Schwäbische Zeitung (Sigmaringen)
Der Erfolg der Favoritin ist nicht garantiert
ie zweite Chance ist ein Konzept, das Amerikaner zum Kern ihrer Lebensphilosophie erklären. Wer scheitert und wieder aufsteht, dem sind Sympathie und Respekt garantiert, denn niemand ist hier für alle Zeiten zum Versager gestempelt. Nur dass die Duelle ums Weiße Haus beweisen, dass vieles, was da geredet wird über zweite Chancen, in der Politik nur mit Einschränkungen gilt.
In Wahlkämpfen schätzt das Land keine Loser. Ob Jimmy Carter oder Bill Clinton, George W. Bush oder Barack Obama: Die meisten, die zuletzt ins Oval Office gewählt wurden, haben es im ersten Anlauf geschafft. Die Ausnahme bildete Ronald Rea- gan, der 1980 gewann, nachdem er 1976 schon bei der innerparteilichen Auslese den Kürzeren gezogen hatte.
Mit alledem ist bereits gesagt, dass man vorsichtig sein sollte mit allzu viel Vorschusslorbeeren für Hillary Clinton. Ja, sie mag die Favoritin sein, zumindest in den eigenen Reihen.
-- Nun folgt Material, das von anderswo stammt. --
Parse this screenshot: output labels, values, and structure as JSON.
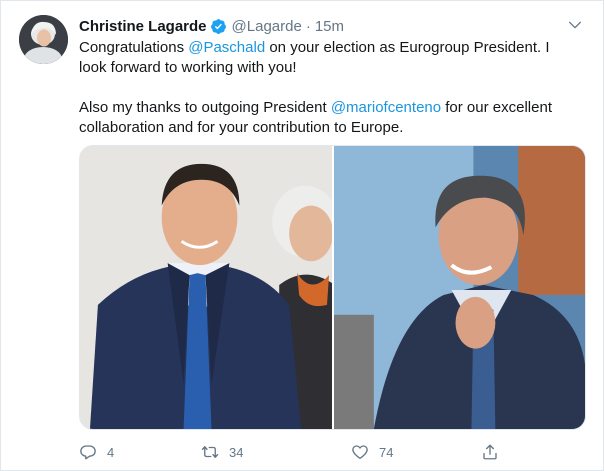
{
  "author": {
    "name": "Christine Lagarde",
    "handle": "@Lagarde",
    "separator": "·",
    "time": "15m",
    "verified": true
  },
  "tweet": {
    "line1_prefix": "Congratulations ",
    "mention1": "@Paschald",
    "line1_suffix": " on your election as Eurogroup President. I look forward to working with you!",
    "line2_prefix": "Also my thanks to outgoing President ",
    "mention2": "@mariofcenteno",
    "line2_suffix": " for our excellent collaboration and for your contribution to Europe."
  },
  "actions": {
    "replies": "4",
    "retweets": "34",
    "likes": "74"
  },
  "colors": {
    "link": "#1b95e0",
    "muted": "#657786",
    "verified": "#1da1f2"
  },
  "icons": {
    "reply": "comment-bubble-icon",
    "retweet": "retweet-arrows-icon",
    "like": "heart-outline-icon",
    "share": "share-upload-icon",
    "more": "chevron-down-icon",
    "verified": "verified-badge-icon"
  }
}
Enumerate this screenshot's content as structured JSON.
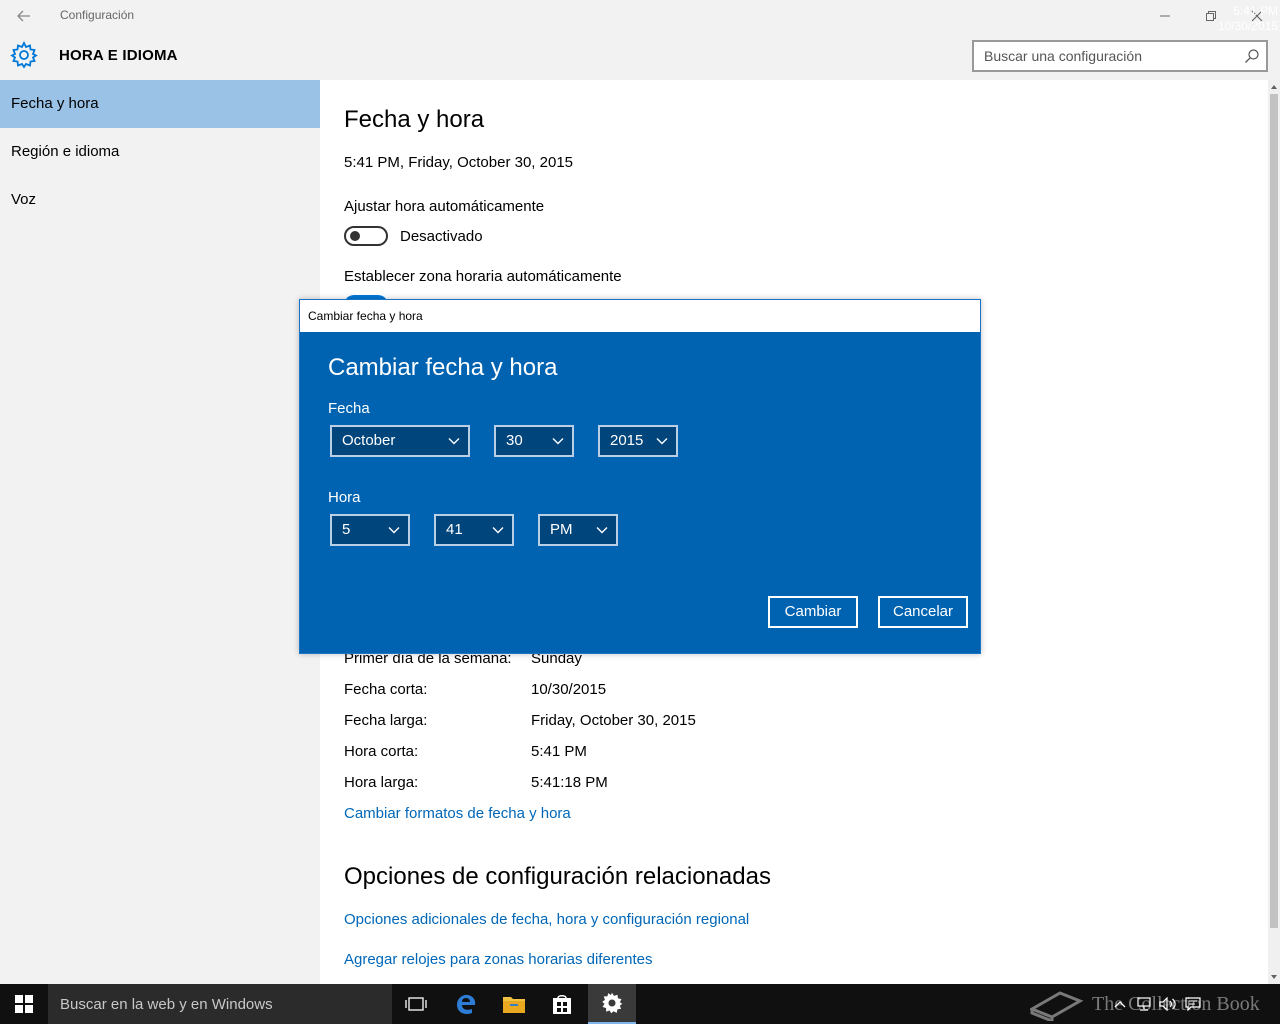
{
  "window": {
    "title": "Configuración",
    "section_title": "HORA E IDIOMA",
    "search_placeholder": "Buscar una configuración"
  },
  "sidebar": {
    "items": [
      {
        "label": "Fecha y hora",
        "active": true
      },
      {
        "label": "Región e idioma",
        "active": false
      },
      {
        "label": "Voz",
        "active": false
      }
    ]
  },
  "main": {
    "heading": "Fecha y hora",
    "current_datetime": "5:41 PM, Friday, October 30, 2015",
    "auto_time_label": "Ajustar hora automáticamente",
    "auto_time_state": "Desactivado",
    "auto_timezone_label": "Establecer zona horaria automáticamente",
    "formats": [
      {
        "label": "Primer día de la semana:",
        "value": "Sunday"
      },
      {
        "label": "Fecha corta:",
        "value": "10/30/2015"
      },
      {
        "label": "Fecha larga:",
        "value": "Friday, October 30, 2015"
      },
      {
        "label": "Hora corta:",
        "value": "5:41 PM"
      },
      {
        "label": "Hora larga:",
        "value": "5:41:18 PM"
      }
    ],
    "change_formats_link": "Cambiar formatos de fecha y hora",
    "related_heading": "Opciones de configuración relacionadas",
    "related_links": [
      "Opciones adicionales de fecha, hora y configuración regional",
      "Agregar relojes para zonas horarias diferentes"
    ]
  },
  "dialog": {
    "window_title": "Cambiar fecha y hora",
    "heading": "Cambiar fecha y hora",
    "date_label": "Fecha",
    "month": "October",
    "day": "30",
    "year": "2015",
    "time_label": "Hora",
    "hour": "5",
    "minute": "41",
    "ampm": "PM",
    "ok_button": "Cambiar",
    "cancel_button": "Cancelar"
  },
  "taskbar": {
    "search_placeholder": "Buscar en la web y en Windows",
    "clock_time": "5:41 PM",
    "clock_date": "10/30/2015",
    "watermark": "The Collection Book"
  },
  "colors": {
    "accent": "#0078d7",
    "dialog_bg": "#0063b1",
    "sidebar_active": "#99c2e6",
    "link": "#0067b8"
  }
}
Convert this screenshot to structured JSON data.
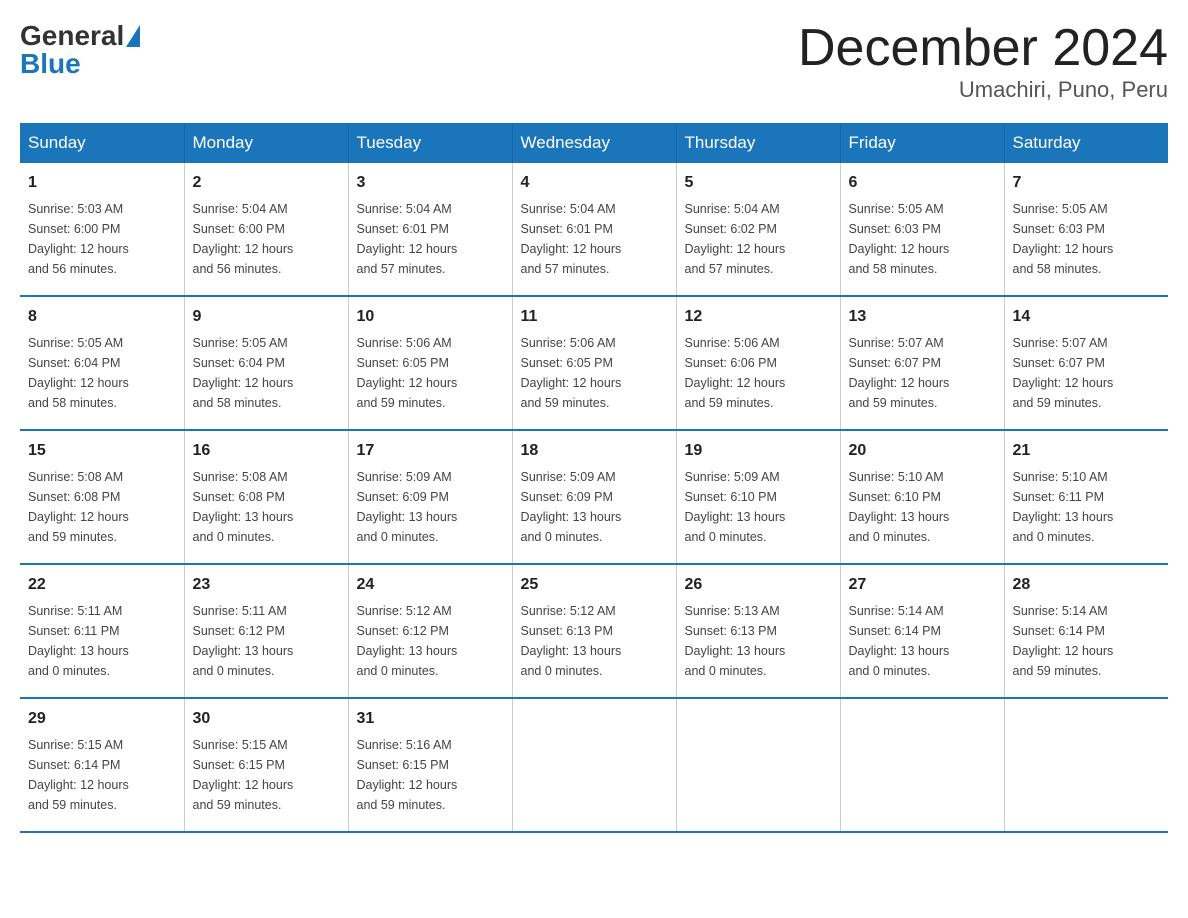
{
  "header": {
    "logo_general": "General",
    "logo_blue": "Blue",
    "month_title": "December 2024",
    "location": "Umachiri, Puno, Peru"
  },
  "days_of_week": [
    "Sunday",
    "Monday",
    "Tuesday",
    "Wednesday",
    "Thursday",
    "Friday",
    "Saturday"
  ],
  "weeks": [
    [
      {
        "day": "1",
        "sunrise": "5:03 AM",
        "sunset": "6:00 PM",
        "daylight": "12 hours and 56 minutes."
      },
      {
        "day": "2",
        "sunrise": "5:04 AM",
        "sunset": "6:00 PM",
        "daylight": "12 hours and 56 minutes."
      },
      {
        "day": "3",
        "sunrise": "5:04 AM",
        "sunset": "6:01 PM",
        "daylight": "12 hours and 57 minutes."
      },
      {
        "day": "4",
        "sunrise": "5:04 AM",
        "sunset": "6:01 PM",
        "daylight": "12 hours and 57 minutes."
      },
      {
        "day": "5",
        "sunrise": "5:04 AM",
        "sunset": "6:02 PM",
        "daylight": "12 hours and 57 minutes."
      },
      {
        "day": "6",
        "sunrise": "5:05 AM",
        "sunset": "6:03 PM",
        "daylight": "12 hours and 58 minutes."
      },
      {
        "day": "7",
        "sunrise": "5:05 AM",
        "sunset": "6:03 PM",
        "daylight": "12 hours and 58 minutes."
      }
    ],
    [
      {
        "day": "8",
        "sunrise": "5:05 AM",
        "sunset": "6:04 PM",
        "daylight": "12 hours and 58 minutes."
      },
      {
        "day": "9",
        "sunrise": "5:05 AM",
        "sunset": "6:04 PM",
        "daylight": "12 hours and 58 minutes."
      },
      {
        "day": "10",
        "sunrise": "5:06 AM",
        "sunset": "6:05 PM",
        "daylight": "12 hours and 59 minutes."
      },
      {
        "day": "11",
        "sunrise": "5:06 AM",
        "sunset": "6:05 PM",
        "daylight": "12 hours and 59 minutes."
      },
      {
        "day": "12",
        "sunrise": "5:06 AM",
        "sunset": "6:06 PM",
        "daylight": "12 hours and 59 minutes."
      },
      {
        "day": "13",
        "sunrise": "5:07 AM",
        "sunset": "6:07 PM",
        "daylight": "12 hours and 59 minutes."
      },
      {
        "day": "14",
        "sunrise": "5:07 AM",
        "sunset": "6:07 PM",
        "daylight": "12 hours and 59 minutes."
      }
    ],
    [
      {
        "day": "15",
        "sunrise": "5:08 AM",
        "sunset": "6:08 PM",
        "daylight": "12 hours and 59 minutes."
      },
      {
        "day": "16",
        "sunrise": "5:08 AM",
        "sunset": "6:08 PM",
        "daylight": "13 hours and 0 minutes."
      },
      {
        "day": "17",
        "sunrise": "5:09 AM",
        "sunset": "6:09 PM",
        "daylight": "13 hours and 0 minutes."
      },
      {
        "day": "18",
        "sunrise": "5:09 AM",
        "sunset": "6:09 PM",
        "daylight": "13 hours and 0 minutes."
      },
      {
        "day": "19",
        "sunrise": "5:09 AM",
        "sunset": "6:10 PM",
        "daylight": "13 hours and 0 minutes."
      },
      {
        "day": "20",
        "sunrise": "5:10 AM",
        "sunset": "6:10 PM",
        "daylight": "13 hours and 0 minutes."
      },
      {
        "day": "21",
        "sunrise": "5:10 AM",
        "sunset": "6:11 PM",
        "daylight": "13 hours and 0 minutes."
      }
    ],
    [
      {
        "day": "22",
        "sunrise": "5:11 AM",
        "sunset": "6:11 PM",
        "daylight": "13 hours and 0 minutes."
      },
      {
        "day": "23",
        "sunrise": "5:11 AM",
        "sunset": "6:12 PM",
        "daylight": "13 hours and 0 minutes."
      },
      {
        "day": "24",
        "sunrise": "5:12 AM",
        "sunset": "6:12 PM",
        "daylight": "13 hours and 0 minutes."
      },
      {
        "day": "25",
        "sunrise": "5:12 AM",
        "sunset": "6:13 PM",
        "daylight": "13 hours and 0 minutes."
      },
      {
        "day": "26",
        "sunrise": "5:13 AM",
        "sunset": "6:13 PM",
        "daylight": "13 hours and 0 minutes."
      },
      {
        "day": "27",
        "sunrise": "5:14 AM",
        "sunset": "6:14 PM",
        "daylight": "13 hours and 0 minutes."
      },
      {
        "day": "28",
        "sunrise": "5:14 AM",
        "sunset": "6:14 PM",
        "daylight": "12 hours and 59 minutes."
      }
    ],
    [
      {
        "day": "29",
        "sunrise": "5:15 AM",
        "sunset": "6:14 PM",
        "daylight": "12 hours and 59 minutes."
      },
      {
        "day": "30",
        "sunrise": "5:15 AM",
        "sunset": "6:15 PM",
        "daylight": "12 hours and 59 minutes."
      },
      {
        "day": "31",
        "sunrise": "5:16 AM",
        "sunset": "6:15 PM",
        "daylight": "12 hours and 59 minutes."
      },
      null,
      null,
      null,
      null
    ]
  ],
  "labels": {
    "sunrise": "Sunrise:",
    "sunset": "Sunset:",
    "daylight": "Daylight:"
  }
}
Es ist aber nur eine Momentaufnahme.
Schon vor acht Jahren schien es so, als könnte ihr keiner das Wasser reichen. Schon damals machte das Wort von der unvermeidlichen Kandidatin die Runde, als entfalte ein Naturgesetz seine Wirkung. Schon damals sprachen manche von einer Bewerberin, die praktisch gekrönt werden würde, statt sich im Marathon der Primaries durchbeißen zu müssen. Bekanntlich kam es anders, und schon deshalb ist eine Prise Skepsis nicht unangebracht.
Was 2015 von 2007 unterscheidet: Bei den Demokraten ist im Augenblick kein zweiter Barack Obama in Sicht, kein Senkrechtstarter, der der Gesetzten erfolgreich den Fehdehandschuh hinwerfen könnte. Aber wer weiß, bis in Iowa die erste Vorwahl stattfindet, gehen fast neun Monate ins Land. Zeit genug für einen überraschenden Herausforderer.
Gewiss, man darf nicht unterschätzen, wie viele Wähler dem Durchbruch von 2008 einen zweiten folgen lassen möchten. Damals der erste Schwarze im Weißen Haus, demnächst womöglich die erste Präsidentin: Das Historische wird eine Rolle spielen, es wird gerade Frauen motivieren, für Hillary zu stimmen.